Dans l’album Objectif Lune, au détour d’une case, à la page 8, on découvre notre cher professeur utilisant subitement un cornet acoustique dont il ne s’était jamais servi dans les aventures précédentes.
Ce n’est pas dû au hasard, c’est tout à fait volontairement que Hergé l’a doté de cet instrument un peu suranné.
Pourquoi ? il l’explique lui-même.
Tout simplement parce qu’il a estimé que cet objet était nécessaire, voire indispensable :
« … Dans une histoire bourrée d’explications que la surdité du Professeur eût interminablement allongée… »
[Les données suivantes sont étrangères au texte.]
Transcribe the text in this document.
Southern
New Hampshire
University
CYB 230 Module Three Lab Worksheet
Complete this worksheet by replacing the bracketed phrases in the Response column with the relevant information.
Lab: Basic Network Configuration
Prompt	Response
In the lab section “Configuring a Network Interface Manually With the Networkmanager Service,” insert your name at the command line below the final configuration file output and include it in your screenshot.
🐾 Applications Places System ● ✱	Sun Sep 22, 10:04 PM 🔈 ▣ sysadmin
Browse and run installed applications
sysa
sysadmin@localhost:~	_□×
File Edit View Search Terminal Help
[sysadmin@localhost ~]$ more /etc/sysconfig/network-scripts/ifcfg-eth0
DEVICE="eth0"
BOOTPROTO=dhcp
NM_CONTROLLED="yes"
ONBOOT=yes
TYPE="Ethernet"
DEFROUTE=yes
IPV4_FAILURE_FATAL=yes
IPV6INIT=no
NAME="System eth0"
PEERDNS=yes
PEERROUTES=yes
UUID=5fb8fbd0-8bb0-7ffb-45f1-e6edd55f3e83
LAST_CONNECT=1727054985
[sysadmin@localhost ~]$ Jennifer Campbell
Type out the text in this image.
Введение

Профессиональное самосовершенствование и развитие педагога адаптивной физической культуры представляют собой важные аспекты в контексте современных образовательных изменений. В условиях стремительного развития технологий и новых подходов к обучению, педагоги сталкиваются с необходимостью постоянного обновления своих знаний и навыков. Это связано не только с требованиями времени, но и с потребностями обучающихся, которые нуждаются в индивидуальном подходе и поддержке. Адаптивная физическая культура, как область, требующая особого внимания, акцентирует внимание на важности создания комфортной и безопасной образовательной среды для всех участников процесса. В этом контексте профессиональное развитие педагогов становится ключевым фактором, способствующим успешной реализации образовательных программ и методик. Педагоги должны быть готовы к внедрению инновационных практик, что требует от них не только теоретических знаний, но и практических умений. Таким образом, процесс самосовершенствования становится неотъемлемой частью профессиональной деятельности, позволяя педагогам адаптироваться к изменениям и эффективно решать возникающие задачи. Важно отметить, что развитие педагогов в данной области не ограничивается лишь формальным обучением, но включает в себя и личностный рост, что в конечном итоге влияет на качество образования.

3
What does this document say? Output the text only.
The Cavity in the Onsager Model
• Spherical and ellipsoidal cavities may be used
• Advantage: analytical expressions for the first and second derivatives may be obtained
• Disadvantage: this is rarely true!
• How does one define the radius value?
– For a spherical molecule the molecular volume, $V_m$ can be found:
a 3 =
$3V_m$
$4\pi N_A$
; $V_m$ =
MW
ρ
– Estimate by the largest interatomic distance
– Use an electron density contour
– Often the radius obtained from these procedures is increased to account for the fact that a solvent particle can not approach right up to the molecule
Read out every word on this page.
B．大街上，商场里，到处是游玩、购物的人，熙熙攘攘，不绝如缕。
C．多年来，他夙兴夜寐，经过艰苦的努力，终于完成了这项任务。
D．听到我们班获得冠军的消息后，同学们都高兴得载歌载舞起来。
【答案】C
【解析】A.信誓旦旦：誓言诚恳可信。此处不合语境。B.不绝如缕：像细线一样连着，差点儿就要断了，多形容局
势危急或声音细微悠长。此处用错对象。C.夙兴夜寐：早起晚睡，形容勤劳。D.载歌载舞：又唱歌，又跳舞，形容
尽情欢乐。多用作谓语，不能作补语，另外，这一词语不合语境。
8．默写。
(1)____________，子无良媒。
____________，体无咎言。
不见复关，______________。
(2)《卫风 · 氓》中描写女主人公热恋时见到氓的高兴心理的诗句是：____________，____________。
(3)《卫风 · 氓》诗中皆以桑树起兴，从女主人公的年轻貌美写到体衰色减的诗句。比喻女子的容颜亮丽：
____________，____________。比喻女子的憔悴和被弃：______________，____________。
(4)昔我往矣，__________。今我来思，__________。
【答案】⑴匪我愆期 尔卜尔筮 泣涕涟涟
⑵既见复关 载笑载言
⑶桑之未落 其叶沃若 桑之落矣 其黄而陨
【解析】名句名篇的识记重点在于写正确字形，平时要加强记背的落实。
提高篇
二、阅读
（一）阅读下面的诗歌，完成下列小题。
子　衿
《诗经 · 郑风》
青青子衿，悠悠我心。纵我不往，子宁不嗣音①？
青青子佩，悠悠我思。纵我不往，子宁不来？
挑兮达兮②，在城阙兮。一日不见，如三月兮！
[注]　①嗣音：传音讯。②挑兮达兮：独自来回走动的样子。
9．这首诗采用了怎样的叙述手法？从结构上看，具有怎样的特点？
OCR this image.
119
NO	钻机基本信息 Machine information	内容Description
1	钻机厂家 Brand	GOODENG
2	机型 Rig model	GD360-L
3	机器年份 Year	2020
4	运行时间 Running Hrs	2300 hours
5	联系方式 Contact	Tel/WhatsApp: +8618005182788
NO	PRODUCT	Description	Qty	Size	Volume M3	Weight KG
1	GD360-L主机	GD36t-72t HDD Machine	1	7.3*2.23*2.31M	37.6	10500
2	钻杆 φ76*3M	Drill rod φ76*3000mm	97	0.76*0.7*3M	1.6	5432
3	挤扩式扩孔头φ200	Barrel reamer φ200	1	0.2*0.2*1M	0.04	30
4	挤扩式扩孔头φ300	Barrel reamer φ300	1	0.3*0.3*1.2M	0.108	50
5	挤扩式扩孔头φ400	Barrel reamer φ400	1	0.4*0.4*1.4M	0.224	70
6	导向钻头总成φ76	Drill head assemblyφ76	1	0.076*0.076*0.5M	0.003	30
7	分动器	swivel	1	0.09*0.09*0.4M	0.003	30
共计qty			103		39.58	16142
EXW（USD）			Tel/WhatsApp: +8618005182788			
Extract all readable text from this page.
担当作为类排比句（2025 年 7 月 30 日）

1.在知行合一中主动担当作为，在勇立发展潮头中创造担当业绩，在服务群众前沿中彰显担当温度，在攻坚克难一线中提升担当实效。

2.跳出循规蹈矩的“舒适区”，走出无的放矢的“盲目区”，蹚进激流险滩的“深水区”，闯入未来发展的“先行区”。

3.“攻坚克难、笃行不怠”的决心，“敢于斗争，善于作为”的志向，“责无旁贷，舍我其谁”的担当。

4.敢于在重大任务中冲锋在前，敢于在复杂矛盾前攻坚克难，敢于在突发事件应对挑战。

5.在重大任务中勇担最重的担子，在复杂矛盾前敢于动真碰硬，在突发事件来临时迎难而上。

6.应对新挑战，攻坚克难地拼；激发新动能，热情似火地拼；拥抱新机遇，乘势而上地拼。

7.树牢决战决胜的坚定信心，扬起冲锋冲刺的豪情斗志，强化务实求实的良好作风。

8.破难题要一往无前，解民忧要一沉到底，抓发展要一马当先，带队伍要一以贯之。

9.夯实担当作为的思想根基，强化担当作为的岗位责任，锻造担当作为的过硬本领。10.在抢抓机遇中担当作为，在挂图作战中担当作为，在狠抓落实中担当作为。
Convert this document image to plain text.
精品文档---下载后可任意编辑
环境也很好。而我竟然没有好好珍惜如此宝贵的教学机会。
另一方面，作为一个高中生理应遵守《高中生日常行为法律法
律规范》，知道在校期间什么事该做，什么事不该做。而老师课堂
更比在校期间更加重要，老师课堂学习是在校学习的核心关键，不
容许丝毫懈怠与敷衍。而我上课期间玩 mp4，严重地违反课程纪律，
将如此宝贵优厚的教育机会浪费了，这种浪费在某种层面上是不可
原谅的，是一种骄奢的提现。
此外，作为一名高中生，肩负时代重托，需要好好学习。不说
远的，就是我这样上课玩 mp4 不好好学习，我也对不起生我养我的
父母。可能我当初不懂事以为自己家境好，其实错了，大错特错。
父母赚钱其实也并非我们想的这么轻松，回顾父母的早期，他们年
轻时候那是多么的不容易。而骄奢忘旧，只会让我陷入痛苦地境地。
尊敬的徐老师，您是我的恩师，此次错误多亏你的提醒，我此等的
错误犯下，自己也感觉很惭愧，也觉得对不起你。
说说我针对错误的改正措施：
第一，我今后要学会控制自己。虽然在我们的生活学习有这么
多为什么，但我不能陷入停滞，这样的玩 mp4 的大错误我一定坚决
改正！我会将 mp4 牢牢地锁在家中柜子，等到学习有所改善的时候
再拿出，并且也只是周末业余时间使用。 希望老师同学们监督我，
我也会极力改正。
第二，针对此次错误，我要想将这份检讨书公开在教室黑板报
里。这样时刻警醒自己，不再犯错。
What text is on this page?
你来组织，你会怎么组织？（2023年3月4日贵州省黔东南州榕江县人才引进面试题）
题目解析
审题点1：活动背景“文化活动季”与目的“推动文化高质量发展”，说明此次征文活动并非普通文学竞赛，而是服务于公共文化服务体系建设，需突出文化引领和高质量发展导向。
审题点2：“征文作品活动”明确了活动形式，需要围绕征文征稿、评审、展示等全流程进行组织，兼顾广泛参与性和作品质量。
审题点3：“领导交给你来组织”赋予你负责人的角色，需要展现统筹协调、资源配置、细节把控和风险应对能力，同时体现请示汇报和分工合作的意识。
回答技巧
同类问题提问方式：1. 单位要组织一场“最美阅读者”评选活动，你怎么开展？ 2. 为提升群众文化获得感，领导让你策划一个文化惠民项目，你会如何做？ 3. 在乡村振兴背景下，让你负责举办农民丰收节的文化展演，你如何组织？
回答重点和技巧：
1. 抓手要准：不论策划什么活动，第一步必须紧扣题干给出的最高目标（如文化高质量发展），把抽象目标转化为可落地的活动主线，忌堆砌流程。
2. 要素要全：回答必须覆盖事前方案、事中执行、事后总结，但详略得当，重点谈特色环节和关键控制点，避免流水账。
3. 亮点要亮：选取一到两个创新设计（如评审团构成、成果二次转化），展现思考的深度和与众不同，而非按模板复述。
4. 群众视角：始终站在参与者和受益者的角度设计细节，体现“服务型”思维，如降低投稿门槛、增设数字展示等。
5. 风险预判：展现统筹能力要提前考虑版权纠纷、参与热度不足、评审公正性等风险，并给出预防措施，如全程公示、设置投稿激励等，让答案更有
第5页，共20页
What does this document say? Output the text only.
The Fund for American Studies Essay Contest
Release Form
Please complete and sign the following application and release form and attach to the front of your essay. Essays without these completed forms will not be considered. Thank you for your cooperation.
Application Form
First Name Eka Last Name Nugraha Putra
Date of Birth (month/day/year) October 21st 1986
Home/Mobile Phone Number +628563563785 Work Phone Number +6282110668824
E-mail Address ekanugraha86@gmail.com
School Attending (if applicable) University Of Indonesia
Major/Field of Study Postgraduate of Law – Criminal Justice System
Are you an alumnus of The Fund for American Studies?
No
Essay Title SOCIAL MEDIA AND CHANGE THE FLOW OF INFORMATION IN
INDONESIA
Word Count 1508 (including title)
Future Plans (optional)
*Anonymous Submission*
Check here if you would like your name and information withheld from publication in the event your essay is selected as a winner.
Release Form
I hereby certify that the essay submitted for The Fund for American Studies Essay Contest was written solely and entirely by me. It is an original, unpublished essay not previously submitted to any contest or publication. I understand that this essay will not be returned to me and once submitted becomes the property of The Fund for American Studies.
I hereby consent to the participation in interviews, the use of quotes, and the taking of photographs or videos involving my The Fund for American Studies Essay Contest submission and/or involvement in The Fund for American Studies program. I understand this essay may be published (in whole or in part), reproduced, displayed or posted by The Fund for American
En effet, sachant que l’aventure lunaire exigerait plus d’explications que dans les aventures précédentes, et qu’il devrait les faire partager au lecteur, Hergé a préféré doter Tournesol de cet appendice pour ne pas ralentir le récit.t_0

Le cornet acoustique du Professeur Tournesol est en ébonite, c’est ce qu’affirment les pompiers venus éteindre le début d’incendie dans la chambre du Capitaine. Ce dernier l’avait bourré de tabac dans ce qu’il croyait être sa pipe.
L’ébonite a la couleur de l’ébène (ce qui soit dit en passant n’est pas le cas de celui du professeur Tournesol. Hergé aurait-il commis une erreur ?) et lui doit son nom.
Ce matériau fut inventé en 1839 par un certain Charles Goodyear (plus célèbre pour sa mise au point des pneus) à partir de caoutchouc vulcanisé, ce qui lui donne sa couleur noire. Ce produit fut utilisé dans des applications comme : les combinés téléphoniques, les tuyaux de pipe, les becs d’instruments de musique (clarinette, saxophone, etc.), les disques 78 tours, les stylos et même les boules de bowling. L’ébonite peut être considérée comme l’ancêtre des résines artificielles.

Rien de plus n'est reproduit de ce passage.